Certamente se deve “comer para viver” e não “viver para comer”. Mas há situações de pobreza que obrigam o homem a ser “materialista” e a gastar todas as suas forças para conseguir a suficiente comida para cada dia. Esta é a situação das grandes maiorias em nossos países. O que Jesus denuncia não é esta urgência com que os pobres buscam com o que subsistir. Seria contraditório com todo o resto de sua mensagem. Jesus critica a ideologia ambiciosa de quem acumula ou açambarca, o materialismo do avarento, de quem só pensa em si mesmo, em seu benefício, em seu próprio lucro, esquecendo-se das necessidades dos outros. Para ele, que trata de romper o círculo vicioso do ganhar mais, do ter mais e colocar sua vida a serviço da felicidade dos outros, estas palavras de confiança em Deus soam de outra maneira. Aquele que luta pela justiça, em meio a dificuldades também econômicas, deve saber que Deus vela por ele e lhe dará “por acréscimo” o que necessita para continuar essa luta. O ser humano não dever ser uma máquina de produzir. Tampouco uma máquina de consumir. Ter mais pode chegar a ocultar o verdadeiro ideal cristão: Ser mais. Ser mais solidário com os irmãos, ser melhor filho de Deus. Ser mais feliz, dando e recebendo.

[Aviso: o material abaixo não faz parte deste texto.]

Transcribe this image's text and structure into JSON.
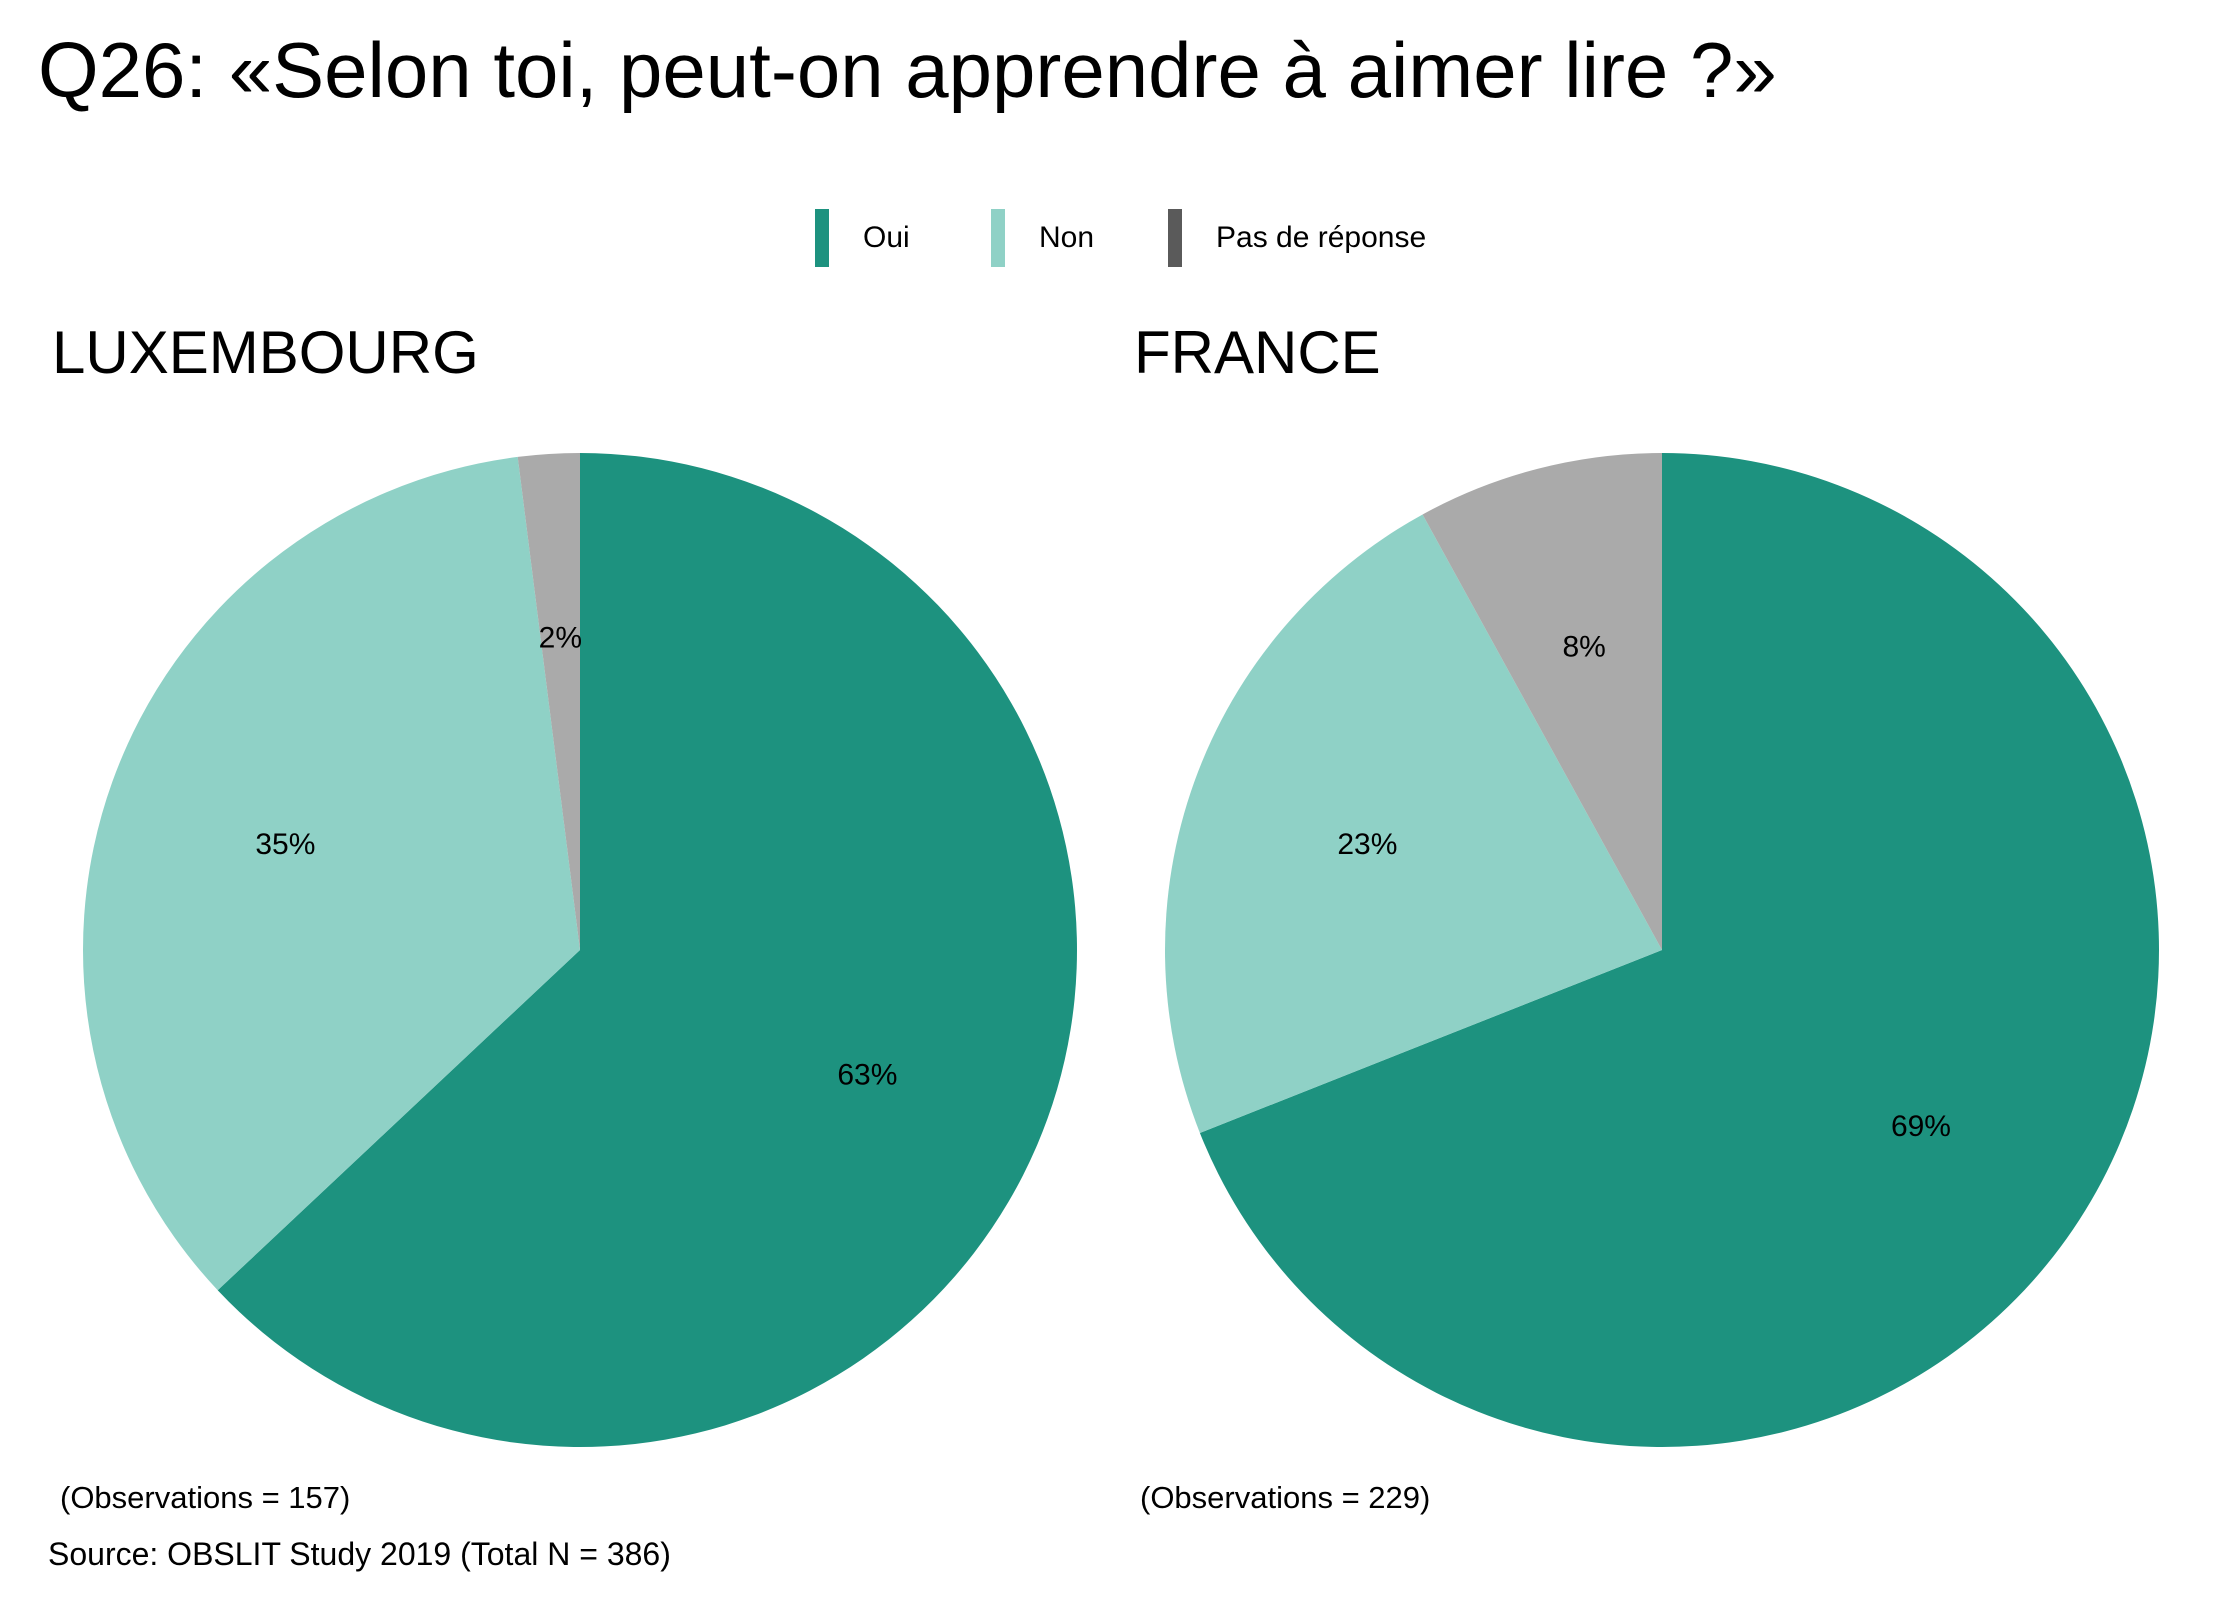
{
  "title": "Q26: «Selon toi, peut-on apprendre à aimer lire ?»",
  "legend": [
    {
      "label": "Oui",
      "color": "#1d927f"
    },
    {
      "label": "Non",
      "color": "#8fd1c6"
    },
    {
      "label": "Pas de réponse",
      "color": "#5a5a5a"
    }
  ],
  "chart_data": [
    {
      "type": "pie",
      "title": "LUXEMBOURG",
      "categories": [
        "Oui",
        "Non",
        "Pas de réponse"
      ],
      "values": [
        63,
        35,
        2
      ],
      "labels": [
        "63%",
        "35%",
        "2%"
      ],
      "colors": [
        "#1d927f",
        "#8fd1c6",
        "#aaaaaa"
      ],
      "observations": "(Observations = 157)"
    },
    {
      "type": "pie",
      "title": "FRANCE",
      "categories": [
        "Oui",
        "Non",
        "Pas de réponse"
      ],
      "values": [
        69,
        23,
        8
      ],
      "labels": [
        "69%",
        "23%",
        "8%"
      ],
      "colors": [
        "#1d927f",
        "#8fd1c6",
        "#aaaaaa"
      ],
      "observations": "(Observations = 229)"
    }
  ],
  "source": "Source: OBSLIT Study 2019 (Total N = 386)"
}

A viuvez de Maria acentua seus temores. Em Israel, uma mulher sozinha, sem um homem em casa, era duplamente indefesa. No relato, quando Salomé fala com seus filhos Tiago e João, manifesta uma grande compreensão pela atitude de Maria. Às mães, custa especialmente desprender-se de seus filhos, renunciar a influir sobre eles, aceitar que se vão por caminhos de risco. Para que o filho ao nascer tenha sua própria vida, é preciso cortar o cordão umbilical que o unia a sua mãe. Ao longo de toda a vida, este ato há de repetir-se mais de uma vez entre mãe e filho para que a personalidade dos dois cresça e amadureça.